Since I’m in commissioned sales I also have a ‘sludge fund’ set aside for those few weeks I don’t hit my average sales. That allows us to stick to our budget, keep paying off the debt at the same rate, and not have to drastically cut everything while panicking til the next paycheck.

Jason August 5, 2009 at 6:18 am

Ahh, I can see the benefit when it is “optional” categories, like how much money to spend on Christmas. But in cases like a water heater breaking down you probably don’t have much of an option and you are going to spend what you need to spend to resolve the issue.

Or a Car if you need to buy a new car you will only spend what you have in that sub account, however if it is going to cost you $500 to fix your car it really doesn’t matter much what is in the car fund.

I suppose I can see the benefits in those cases.

Ashley August 5, 2009 at 3:56 pm

I like the idea of keeping them separate as opposed to being in one large account. It makes it a lot less likely that you will pull from specific accounts anymore than absolutely necessary. Kind of like breaking a $20 dollar bill.

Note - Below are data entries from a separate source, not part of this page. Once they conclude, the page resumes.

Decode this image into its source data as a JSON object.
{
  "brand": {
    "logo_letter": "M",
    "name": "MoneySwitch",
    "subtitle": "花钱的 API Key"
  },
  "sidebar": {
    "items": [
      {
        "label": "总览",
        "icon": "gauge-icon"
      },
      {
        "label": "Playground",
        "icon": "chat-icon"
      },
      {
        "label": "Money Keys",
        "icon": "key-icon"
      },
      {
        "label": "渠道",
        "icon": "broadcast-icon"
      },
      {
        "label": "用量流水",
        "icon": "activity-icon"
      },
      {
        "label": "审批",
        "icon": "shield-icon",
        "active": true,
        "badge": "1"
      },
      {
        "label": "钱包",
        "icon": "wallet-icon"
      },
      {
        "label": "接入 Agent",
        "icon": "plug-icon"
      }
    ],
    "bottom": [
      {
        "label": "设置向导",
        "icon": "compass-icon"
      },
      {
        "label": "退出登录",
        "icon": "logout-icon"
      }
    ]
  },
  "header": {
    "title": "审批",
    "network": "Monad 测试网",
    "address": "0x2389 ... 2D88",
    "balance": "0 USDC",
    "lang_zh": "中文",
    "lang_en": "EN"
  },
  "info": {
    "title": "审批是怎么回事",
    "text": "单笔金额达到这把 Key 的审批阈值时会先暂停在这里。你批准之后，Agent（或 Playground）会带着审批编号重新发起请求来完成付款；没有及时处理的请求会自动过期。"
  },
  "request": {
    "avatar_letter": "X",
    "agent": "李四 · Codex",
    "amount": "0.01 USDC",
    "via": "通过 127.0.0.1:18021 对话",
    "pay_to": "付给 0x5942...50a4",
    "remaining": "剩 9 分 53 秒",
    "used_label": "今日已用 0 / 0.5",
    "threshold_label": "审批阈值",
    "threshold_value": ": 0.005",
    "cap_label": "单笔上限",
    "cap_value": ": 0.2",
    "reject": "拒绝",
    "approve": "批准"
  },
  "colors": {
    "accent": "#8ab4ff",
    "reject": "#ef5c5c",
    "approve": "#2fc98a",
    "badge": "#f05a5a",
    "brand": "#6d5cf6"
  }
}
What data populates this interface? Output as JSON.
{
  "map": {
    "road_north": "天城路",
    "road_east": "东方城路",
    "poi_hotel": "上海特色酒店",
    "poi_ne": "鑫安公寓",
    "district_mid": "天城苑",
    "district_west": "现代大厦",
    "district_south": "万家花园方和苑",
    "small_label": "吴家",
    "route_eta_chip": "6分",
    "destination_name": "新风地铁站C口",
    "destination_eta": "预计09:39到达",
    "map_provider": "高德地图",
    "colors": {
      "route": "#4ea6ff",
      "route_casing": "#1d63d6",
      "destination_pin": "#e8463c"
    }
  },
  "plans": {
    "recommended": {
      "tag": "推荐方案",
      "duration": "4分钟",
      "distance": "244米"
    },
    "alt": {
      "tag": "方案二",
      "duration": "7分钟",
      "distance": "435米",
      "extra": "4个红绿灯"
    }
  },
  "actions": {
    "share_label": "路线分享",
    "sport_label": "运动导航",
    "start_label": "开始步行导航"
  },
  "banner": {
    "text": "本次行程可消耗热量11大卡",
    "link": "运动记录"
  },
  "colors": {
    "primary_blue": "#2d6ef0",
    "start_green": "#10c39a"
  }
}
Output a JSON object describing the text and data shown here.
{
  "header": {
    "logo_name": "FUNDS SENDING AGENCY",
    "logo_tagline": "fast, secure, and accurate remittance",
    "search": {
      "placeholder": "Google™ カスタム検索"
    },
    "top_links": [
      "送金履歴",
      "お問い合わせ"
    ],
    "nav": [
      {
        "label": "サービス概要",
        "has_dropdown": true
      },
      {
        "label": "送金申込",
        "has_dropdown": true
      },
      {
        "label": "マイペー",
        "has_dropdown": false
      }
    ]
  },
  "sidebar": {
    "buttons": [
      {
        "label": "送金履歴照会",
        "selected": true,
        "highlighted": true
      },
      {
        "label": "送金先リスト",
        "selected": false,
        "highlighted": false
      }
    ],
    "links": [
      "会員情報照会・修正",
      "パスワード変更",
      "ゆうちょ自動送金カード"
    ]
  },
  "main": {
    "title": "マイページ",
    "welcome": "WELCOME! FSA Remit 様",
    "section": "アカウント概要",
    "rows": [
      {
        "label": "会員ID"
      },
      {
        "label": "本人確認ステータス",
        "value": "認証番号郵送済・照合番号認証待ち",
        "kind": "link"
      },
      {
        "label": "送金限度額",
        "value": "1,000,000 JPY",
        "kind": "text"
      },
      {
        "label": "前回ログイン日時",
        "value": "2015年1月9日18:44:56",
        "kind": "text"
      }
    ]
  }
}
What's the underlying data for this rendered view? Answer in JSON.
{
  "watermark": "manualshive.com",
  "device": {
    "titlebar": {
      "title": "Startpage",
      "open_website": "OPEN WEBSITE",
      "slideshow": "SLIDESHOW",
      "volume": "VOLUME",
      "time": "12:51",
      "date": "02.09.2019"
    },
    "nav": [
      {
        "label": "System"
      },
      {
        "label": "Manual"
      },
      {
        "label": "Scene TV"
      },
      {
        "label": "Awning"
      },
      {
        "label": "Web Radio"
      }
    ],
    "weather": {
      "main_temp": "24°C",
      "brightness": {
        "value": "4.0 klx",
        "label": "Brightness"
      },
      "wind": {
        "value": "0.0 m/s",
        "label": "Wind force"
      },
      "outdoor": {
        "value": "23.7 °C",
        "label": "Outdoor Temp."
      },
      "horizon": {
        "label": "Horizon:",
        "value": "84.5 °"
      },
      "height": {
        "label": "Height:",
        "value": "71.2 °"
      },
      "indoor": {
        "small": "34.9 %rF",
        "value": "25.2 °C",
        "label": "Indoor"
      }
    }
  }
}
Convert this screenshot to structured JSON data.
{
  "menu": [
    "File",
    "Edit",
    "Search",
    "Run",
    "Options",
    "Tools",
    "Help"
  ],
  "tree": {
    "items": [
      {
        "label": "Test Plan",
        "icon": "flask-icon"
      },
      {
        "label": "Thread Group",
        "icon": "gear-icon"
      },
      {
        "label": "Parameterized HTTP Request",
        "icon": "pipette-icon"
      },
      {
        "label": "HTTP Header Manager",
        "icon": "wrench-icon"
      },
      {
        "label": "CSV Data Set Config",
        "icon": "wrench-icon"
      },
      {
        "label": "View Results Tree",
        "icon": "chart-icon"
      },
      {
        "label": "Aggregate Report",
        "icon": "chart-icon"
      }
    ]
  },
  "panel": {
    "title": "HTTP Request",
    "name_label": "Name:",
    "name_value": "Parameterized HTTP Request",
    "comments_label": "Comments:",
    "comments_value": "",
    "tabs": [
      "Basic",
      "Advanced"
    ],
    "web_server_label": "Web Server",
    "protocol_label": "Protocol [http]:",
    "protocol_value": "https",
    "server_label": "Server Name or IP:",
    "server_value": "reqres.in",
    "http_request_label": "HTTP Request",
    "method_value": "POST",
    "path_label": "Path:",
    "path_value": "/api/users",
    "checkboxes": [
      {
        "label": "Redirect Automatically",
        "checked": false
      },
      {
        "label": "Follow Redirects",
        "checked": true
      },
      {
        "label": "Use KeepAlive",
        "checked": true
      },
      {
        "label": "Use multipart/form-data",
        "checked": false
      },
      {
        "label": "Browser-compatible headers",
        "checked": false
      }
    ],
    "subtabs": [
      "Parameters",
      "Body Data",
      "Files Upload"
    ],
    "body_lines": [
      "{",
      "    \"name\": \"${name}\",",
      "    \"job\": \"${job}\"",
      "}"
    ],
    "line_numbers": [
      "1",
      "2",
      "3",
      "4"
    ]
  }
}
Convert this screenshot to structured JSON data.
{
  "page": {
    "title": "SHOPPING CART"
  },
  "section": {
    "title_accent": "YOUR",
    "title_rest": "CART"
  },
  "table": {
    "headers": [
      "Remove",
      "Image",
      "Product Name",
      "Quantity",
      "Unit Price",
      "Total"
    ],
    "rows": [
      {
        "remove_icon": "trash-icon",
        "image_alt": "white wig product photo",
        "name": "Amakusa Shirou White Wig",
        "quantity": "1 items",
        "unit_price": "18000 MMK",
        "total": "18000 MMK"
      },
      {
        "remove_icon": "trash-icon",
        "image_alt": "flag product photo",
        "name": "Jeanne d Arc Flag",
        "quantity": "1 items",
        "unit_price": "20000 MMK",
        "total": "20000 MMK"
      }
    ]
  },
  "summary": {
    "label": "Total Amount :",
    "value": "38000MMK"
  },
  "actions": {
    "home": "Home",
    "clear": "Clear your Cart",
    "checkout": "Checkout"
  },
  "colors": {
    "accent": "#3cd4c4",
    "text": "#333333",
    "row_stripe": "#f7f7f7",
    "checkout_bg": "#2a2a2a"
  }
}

I will try my darnedest not to break it, but once I do it’s all gone in the matter of a day. Personally, having specific sub-accounts/envelopes for each area creates a mental barrier in my mind to only spend what is in that one sub-account.

Of course if a car repair is $600 and I only have $500 saved in my car repair fund I will still need to get my car fixed. However, I would be more inclined to check out pricing at different locations or see if there was a way to get a discount than if I had one account with $3,000 to use at my discretion.

Kevin August 10, 2009 at 1:29 pm

@Wojciech K: Glad you’re on the same page.

@Leigh: Congrats on moving to your first debt-free Christmas! That’s awesome. Exactly the type of thing I’m talking about. Instead of saving up a big lump of money and saying, “Well a portion is for Christmas and a portion is for car maintenance…” … this makes it so much easier to differentiate what is where. Helps you identify the gaps better.

@Jason: (For your first comment): See the above comments! 🙂 It helps you easily identify where your gaps are and keeps you on pace each month for saving up for the expenses. I suppose you risk “over saving” but I’d rather do that than the other.

(For your second comment): True, but that’s why I keep a home maintenance fund. I’ve read you need to have 1-2% of the value of your home set aside for maintenance — water heater explodes, dish washer goes out, etc. Sure you might have two huge expenses land at the same time, but as with the other examples this is the first line of defense.

@Kreestee: Good luck with the car issue. We don’t do the exact same thing in terms of commissioned sales, but similar: we budget off of the lowest I think I would make (as in making any less would likely jeopardize my future with the company) and the rest goes straight into our saving plan (assuming there is more at the end of the month!).

@Ashley: Exactly. You are much less likely to dip into an individual fund than a general fund. Thanks for stopping by!